The cop stood still for a long moment and then slammed the door and got in the front. He took off down the street and headed north.Six blocks to Main Street, Reacher figured.If he turns left, takes me onward, to the west, maybe I’ll let it go. But if he turns right, takes me back east to Hope, maybe I won’t.
Reacher hated turning back.
Forward motion was his organizing principle.
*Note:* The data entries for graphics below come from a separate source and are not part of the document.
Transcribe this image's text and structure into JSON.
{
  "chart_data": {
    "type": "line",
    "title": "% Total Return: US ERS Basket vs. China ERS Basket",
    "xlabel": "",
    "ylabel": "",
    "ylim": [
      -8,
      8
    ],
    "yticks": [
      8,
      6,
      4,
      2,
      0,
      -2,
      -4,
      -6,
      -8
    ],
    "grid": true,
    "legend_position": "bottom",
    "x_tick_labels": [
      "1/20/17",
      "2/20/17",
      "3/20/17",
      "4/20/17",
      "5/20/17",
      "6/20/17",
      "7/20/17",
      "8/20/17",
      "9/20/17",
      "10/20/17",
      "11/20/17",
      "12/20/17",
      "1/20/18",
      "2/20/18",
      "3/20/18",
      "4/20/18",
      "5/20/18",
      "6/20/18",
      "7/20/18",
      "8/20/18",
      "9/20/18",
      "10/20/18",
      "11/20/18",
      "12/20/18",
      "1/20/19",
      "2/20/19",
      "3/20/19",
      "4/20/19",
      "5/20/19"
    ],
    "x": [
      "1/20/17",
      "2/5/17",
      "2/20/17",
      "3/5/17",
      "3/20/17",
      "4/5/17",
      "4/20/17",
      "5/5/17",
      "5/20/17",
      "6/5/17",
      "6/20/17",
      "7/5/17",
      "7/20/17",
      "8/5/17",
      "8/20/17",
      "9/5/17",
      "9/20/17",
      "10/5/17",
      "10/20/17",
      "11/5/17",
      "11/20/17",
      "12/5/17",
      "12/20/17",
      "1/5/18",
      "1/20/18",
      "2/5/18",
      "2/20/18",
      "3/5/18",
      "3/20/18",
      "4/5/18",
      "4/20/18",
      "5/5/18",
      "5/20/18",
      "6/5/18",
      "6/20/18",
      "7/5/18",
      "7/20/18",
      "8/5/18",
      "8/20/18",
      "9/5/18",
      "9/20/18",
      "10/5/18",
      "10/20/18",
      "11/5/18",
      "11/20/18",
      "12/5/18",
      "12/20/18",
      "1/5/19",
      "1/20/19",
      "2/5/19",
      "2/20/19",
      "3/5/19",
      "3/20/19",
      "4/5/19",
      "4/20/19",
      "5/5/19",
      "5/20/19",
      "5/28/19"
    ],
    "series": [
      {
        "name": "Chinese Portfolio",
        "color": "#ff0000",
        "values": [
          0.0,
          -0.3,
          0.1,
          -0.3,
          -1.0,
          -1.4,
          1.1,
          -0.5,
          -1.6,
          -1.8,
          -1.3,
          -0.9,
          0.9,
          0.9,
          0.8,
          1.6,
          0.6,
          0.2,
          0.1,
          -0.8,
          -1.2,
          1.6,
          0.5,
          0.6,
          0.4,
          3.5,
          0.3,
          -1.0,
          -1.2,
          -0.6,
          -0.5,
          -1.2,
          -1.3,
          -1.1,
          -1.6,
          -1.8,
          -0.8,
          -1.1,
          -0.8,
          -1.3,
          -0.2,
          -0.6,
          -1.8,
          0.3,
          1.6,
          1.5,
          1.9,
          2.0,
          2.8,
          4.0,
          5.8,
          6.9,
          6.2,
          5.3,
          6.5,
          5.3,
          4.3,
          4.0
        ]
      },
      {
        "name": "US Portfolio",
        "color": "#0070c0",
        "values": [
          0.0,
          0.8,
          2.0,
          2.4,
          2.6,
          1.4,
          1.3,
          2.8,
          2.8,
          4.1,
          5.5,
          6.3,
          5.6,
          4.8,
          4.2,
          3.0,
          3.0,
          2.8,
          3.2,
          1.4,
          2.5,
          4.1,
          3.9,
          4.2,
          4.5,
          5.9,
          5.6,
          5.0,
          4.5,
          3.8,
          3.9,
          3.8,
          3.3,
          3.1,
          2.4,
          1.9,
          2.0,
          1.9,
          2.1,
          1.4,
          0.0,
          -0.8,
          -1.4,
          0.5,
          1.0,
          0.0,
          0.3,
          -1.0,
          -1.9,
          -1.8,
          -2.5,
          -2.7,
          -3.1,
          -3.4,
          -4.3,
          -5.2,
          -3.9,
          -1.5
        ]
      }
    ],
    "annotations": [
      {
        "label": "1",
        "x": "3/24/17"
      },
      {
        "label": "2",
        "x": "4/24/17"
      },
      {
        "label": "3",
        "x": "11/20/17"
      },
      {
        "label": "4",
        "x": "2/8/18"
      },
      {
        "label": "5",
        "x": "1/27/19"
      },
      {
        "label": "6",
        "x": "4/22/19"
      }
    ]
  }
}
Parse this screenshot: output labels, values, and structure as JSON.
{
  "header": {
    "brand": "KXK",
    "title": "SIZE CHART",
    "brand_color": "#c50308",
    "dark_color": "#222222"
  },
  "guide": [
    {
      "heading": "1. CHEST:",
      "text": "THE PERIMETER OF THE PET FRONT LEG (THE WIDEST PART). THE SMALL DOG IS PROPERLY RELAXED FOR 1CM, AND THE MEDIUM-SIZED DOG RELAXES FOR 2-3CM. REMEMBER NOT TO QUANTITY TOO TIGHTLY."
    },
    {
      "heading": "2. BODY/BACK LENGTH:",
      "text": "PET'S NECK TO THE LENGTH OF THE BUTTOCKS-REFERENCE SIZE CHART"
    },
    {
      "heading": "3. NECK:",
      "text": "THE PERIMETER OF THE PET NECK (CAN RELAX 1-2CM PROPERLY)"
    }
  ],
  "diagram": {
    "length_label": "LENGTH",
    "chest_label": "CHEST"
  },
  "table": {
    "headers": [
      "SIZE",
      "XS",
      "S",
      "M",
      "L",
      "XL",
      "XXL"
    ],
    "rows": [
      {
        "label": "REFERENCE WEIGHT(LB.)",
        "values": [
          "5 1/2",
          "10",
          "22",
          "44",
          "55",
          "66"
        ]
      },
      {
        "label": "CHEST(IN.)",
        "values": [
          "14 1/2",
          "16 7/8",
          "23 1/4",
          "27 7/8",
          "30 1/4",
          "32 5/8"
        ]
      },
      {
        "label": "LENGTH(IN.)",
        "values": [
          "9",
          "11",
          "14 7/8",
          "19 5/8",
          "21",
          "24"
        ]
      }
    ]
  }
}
Six blocks, six stop signs. At each one the cop braked gently and slowed and looked left and looked right and then rolled forward. At Main Street he came to a complete halt. He paused. Then he hit the gas and nosed forward and swung the wheel.
And turned right.
East.
Back toward Hope.
8
Reacher saw the dry goods emporium and the gas station and the abandoned motor court and the vacant unbuilt lot slide by and then the cop accelerated to a steady sixty miles an hour. The tires rumbled over the rough road and stray pebbles spattered the underside and bounced and skittered away to the shoulders. Twelve minutes later the car slowed and coasted and braked and came to a stop. The cop climbed out and put his hand on the butt of his gun and opened Reacher’s door.
“Out,” he said.
Reacher slid out and felt Despair’s grit under his shoes.
The cop jerked his thumb, to the east, where it was darker.